Apartment glut taking a bite from the economy as building tanks
The apartment oversupply will see construction slump. Photo: Getty
The slumping apartment market will hit the Australian economy in coming years, shaving 1 per cent off GDP and hitting the construction industry hard, according to leading economists.
Robert Mellor, managing director with BIS Oxford Economics, said high-density housing construction would decline by 33 per cent this financial year and another 21 per cent in 2018/19 and would bottom out in 2019/20.
“The number of apartments constructed will fall 40 per cent or about 40,000 dwellings,” Mr Mellor said.
The predictions come as the king of Australia’s department construction industry, billionaire Harry Triguboff, called for government support for the industry.
Mr Triguboff told The Australian that apartment prices had fallen 10 per cent in the past six months.
“The falling prices will have a big impact on the economy. Australians could lose an enormous amount of wealth,” Mr Triguboff said. “The big question is whether the government will allow prices and volumes to go down before they start helping.”
Mr Mellor said the area worst hit by the apartment bust would be Brisbane “which is severely oversupplied and construction commencement fell 38 per cent in 2016/17”.
“In the next few years it will fall 75 per cent and prices are probably down 10 per cent,” he added.
Melbourne is also facing an oversupply but “our concerns have eased a bit as population growth has been strong”, he said.
“Construction starts were down 19 per cent last year and will probably fall by half in the next few years. It won’t be as oversupplied as Brisbane.”
Overall apartment construction will fall 40 per cent and a couple of factors were combining to create a double whammy, Mr Mellor said.
“Foreign investment restrictions introduced in recent times have significantly impacted since July and it’s affecting off-the-plan sales,” Mr Mellor said.
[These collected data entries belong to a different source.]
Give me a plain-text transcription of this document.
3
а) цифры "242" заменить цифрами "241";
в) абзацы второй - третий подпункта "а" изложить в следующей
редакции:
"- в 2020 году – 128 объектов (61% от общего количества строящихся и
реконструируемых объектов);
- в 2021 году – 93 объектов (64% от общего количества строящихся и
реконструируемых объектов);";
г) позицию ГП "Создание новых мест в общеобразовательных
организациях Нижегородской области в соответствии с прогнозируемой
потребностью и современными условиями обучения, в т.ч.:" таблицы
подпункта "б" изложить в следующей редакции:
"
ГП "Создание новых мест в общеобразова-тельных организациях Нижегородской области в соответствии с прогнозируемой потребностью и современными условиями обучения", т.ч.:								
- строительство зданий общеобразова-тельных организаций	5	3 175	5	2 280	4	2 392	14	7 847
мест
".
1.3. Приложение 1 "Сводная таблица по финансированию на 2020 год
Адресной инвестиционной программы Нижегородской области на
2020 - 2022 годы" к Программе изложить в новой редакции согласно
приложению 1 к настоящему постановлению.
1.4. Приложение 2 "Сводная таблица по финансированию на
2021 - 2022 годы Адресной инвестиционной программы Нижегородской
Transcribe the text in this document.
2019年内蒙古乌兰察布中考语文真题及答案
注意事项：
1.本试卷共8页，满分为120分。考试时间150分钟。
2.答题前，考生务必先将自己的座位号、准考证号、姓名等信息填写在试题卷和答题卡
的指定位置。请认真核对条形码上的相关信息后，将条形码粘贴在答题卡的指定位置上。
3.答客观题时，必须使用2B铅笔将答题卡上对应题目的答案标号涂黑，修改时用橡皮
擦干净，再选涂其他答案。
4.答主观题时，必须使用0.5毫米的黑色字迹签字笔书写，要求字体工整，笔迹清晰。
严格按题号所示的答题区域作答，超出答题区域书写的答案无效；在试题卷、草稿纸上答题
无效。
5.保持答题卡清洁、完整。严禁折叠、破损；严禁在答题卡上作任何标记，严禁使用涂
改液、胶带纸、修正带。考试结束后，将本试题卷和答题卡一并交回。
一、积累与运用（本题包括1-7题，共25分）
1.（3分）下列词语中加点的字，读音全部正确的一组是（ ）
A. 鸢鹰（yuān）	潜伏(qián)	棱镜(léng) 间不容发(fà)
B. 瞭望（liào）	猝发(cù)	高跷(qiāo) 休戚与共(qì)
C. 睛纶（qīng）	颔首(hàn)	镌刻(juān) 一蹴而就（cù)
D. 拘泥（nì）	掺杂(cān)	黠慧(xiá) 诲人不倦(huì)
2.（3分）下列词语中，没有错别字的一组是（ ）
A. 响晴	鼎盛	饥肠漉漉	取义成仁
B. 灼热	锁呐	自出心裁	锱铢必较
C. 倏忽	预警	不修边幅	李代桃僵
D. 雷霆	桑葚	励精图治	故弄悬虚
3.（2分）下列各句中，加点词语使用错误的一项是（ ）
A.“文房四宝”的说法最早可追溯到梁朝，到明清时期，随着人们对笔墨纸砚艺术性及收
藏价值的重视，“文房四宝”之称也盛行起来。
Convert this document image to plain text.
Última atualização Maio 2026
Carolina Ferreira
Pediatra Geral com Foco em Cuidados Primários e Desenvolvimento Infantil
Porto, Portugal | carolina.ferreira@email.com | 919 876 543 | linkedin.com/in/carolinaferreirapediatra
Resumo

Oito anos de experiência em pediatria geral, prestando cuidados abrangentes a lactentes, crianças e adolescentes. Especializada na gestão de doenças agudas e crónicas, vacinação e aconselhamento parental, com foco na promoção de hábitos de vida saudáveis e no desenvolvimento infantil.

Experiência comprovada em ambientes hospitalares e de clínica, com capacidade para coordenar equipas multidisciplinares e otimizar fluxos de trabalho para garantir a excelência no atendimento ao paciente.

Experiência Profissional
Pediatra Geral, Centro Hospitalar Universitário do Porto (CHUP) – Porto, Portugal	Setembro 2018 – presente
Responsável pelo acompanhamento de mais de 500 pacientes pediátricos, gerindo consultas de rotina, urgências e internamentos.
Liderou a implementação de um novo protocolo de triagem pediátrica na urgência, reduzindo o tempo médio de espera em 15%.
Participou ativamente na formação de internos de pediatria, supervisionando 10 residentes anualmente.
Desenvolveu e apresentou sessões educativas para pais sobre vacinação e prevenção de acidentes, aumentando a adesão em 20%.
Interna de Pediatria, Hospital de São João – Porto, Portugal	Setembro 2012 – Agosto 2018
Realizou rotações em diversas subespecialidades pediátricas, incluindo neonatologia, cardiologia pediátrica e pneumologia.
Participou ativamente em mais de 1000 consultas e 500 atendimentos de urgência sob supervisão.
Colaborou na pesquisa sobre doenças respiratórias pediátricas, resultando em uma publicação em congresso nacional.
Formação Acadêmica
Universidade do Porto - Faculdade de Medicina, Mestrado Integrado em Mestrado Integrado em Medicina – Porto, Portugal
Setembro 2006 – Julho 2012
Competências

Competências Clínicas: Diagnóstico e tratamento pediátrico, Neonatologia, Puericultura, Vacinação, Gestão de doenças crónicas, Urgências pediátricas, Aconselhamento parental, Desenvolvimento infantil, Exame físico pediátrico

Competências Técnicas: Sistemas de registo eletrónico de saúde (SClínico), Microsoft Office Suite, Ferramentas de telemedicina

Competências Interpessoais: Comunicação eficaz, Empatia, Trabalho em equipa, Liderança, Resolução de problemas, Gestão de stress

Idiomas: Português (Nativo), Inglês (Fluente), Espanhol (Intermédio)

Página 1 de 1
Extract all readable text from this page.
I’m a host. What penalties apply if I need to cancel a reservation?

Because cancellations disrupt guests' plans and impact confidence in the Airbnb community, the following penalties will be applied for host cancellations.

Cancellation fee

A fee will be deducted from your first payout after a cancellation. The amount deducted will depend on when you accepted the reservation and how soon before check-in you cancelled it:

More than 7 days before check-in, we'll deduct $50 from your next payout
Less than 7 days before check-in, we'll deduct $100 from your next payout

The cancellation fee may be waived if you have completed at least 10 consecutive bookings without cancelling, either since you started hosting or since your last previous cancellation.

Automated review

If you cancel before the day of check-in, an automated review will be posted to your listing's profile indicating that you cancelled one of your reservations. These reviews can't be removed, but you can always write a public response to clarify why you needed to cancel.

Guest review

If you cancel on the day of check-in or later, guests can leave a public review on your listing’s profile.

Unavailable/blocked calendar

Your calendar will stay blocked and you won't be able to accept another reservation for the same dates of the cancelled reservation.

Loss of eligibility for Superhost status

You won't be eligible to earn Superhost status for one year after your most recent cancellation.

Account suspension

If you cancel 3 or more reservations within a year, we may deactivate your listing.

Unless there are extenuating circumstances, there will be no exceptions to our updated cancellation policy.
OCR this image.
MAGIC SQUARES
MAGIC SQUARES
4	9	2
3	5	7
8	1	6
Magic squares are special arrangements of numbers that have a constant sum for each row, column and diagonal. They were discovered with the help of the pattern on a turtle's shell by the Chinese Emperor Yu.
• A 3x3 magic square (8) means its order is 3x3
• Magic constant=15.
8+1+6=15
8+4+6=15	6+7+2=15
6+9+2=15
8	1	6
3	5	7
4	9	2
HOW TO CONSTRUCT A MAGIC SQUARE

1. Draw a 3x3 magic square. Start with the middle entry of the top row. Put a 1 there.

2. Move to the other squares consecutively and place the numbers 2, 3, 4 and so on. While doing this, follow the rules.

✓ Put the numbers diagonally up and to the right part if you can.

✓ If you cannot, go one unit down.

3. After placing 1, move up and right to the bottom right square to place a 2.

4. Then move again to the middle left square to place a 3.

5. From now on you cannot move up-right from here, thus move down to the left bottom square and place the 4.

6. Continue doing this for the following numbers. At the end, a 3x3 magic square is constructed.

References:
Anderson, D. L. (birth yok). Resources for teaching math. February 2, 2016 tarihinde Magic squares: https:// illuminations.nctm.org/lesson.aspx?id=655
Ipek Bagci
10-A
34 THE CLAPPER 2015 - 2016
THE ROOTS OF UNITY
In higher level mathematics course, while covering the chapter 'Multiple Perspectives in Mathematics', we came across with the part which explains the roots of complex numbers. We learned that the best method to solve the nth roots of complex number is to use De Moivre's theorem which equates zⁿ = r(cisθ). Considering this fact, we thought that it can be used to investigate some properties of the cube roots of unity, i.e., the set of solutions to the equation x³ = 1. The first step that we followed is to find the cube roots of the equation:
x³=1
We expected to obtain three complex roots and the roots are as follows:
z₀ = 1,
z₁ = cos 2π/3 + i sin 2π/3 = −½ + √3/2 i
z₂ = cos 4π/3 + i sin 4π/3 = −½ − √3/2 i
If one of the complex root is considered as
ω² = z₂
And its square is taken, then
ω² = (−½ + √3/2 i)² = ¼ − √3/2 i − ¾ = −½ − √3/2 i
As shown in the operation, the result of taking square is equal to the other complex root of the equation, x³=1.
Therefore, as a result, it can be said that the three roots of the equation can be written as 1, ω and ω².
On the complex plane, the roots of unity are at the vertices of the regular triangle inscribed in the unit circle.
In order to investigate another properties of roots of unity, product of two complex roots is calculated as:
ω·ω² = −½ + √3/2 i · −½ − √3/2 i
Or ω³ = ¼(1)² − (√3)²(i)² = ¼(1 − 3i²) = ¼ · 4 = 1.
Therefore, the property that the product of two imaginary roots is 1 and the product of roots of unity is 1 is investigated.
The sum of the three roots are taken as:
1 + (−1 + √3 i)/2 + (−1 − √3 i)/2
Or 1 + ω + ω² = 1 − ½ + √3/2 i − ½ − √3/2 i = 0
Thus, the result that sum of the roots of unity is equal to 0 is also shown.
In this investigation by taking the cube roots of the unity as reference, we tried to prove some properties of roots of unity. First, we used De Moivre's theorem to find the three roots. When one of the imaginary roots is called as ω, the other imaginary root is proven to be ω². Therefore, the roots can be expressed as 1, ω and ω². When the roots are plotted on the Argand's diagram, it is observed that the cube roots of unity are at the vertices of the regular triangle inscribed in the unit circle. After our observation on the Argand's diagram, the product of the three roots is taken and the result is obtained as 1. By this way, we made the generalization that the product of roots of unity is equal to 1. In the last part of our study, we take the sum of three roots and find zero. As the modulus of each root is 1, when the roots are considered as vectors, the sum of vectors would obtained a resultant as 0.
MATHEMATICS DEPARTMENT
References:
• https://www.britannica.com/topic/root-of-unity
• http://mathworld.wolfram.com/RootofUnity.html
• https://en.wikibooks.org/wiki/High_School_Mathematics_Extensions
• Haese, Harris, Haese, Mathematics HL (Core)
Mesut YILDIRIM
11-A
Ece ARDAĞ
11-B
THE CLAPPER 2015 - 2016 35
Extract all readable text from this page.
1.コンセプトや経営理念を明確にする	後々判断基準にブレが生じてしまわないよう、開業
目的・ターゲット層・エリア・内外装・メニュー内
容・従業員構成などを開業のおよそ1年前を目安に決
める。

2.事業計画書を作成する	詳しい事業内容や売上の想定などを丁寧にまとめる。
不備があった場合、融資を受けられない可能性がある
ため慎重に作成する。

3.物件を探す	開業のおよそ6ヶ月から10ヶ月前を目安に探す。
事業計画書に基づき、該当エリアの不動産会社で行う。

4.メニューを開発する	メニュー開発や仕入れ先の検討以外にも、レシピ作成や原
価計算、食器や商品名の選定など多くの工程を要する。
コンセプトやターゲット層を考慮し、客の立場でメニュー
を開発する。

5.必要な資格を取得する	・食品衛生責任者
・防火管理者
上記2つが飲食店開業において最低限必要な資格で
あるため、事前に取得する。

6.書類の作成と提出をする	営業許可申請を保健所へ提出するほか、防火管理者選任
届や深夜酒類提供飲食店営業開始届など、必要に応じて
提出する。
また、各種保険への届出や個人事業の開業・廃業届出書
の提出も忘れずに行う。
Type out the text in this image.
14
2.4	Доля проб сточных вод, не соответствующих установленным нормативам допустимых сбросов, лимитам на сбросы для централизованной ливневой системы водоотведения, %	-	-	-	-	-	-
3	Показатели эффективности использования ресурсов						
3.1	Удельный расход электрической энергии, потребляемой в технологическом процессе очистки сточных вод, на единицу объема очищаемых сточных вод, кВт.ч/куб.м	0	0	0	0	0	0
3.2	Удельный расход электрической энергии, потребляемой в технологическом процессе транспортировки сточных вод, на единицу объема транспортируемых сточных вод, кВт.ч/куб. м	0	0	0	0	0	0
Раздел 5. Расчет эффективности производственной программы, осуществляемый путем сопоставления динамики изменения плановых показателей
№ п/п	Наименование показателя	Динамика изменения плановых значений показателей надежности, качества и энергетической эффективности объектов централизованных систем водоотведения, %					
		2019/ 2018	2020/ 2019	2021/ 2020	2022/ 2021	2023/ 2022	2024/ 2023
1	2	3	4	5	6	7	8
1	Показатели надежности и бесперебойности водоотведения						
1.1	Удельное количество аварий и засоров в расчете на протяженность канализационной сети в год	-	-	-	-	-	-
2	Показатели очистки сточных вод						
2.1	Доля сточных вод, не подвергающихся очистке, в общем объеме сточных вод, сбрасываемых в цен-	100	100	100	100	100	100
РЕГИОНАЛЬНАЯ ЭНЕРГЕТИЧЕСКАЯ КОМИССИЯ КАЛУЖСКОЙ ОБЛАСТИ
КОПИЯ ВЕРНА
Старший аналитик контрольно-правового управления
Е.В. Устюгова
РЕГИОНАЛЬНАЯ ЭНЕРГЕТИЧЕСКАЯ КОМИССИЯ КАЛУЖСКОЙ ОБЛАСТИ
At the same time there is the increase in the cost of interest-only loans which is hitting demand from investors, he said. That comes on the back of regulatory moves which have restricted the banks’ ability to lend to residential property investors.
Falling apartment construction will be felt throughout the economy as it amounts to about 5 per cent of GDP.
“It could take about 1 per cent of GDP through to 2020; that’s about 0.3 per cent a year,” Mr Mellor said.
Household debt as % of income. Source: RBA
“The Reserve Bank has predicted GDP, now running at 1.8 per cent, will rise to between 2.5 and 3.5 per cent next financial year. We think it will stay closer to 2.5 per cent because housing will start to have a negative influence over the next 12 to 18 months,” Mr Mellor said.
Independent economist Stephen Koukoulas said “if you have weakness in the apartment market it will affect the economy”.
But Mr Triguboff’s calls for government action to unwind foreign ownership and investor lending restrictions were not justified.
“The government shouldn’t act. Apartment developers have had some great years.”
Research released by the Reserve Bank of Australia on Monday found that rising house prices meant “fewer people are making the transition from renters to owners than prior to the crisis (GFC)”.
“Those that do, however, are more financially stable than earlier cohorts” and “on average, better placed to pay off their loans”.
The RBA also said that while the property boom appeared to have pushed up personal debt, the situation in other similar countries was much the same.
Despite rising debt levels, the better financial health of first home buyers means that concerns over the effects of interest rate rises might be overplayed and “any given change in interest rates may have less of an effect on consumption and activity than it did prior to the crisis”, the report said.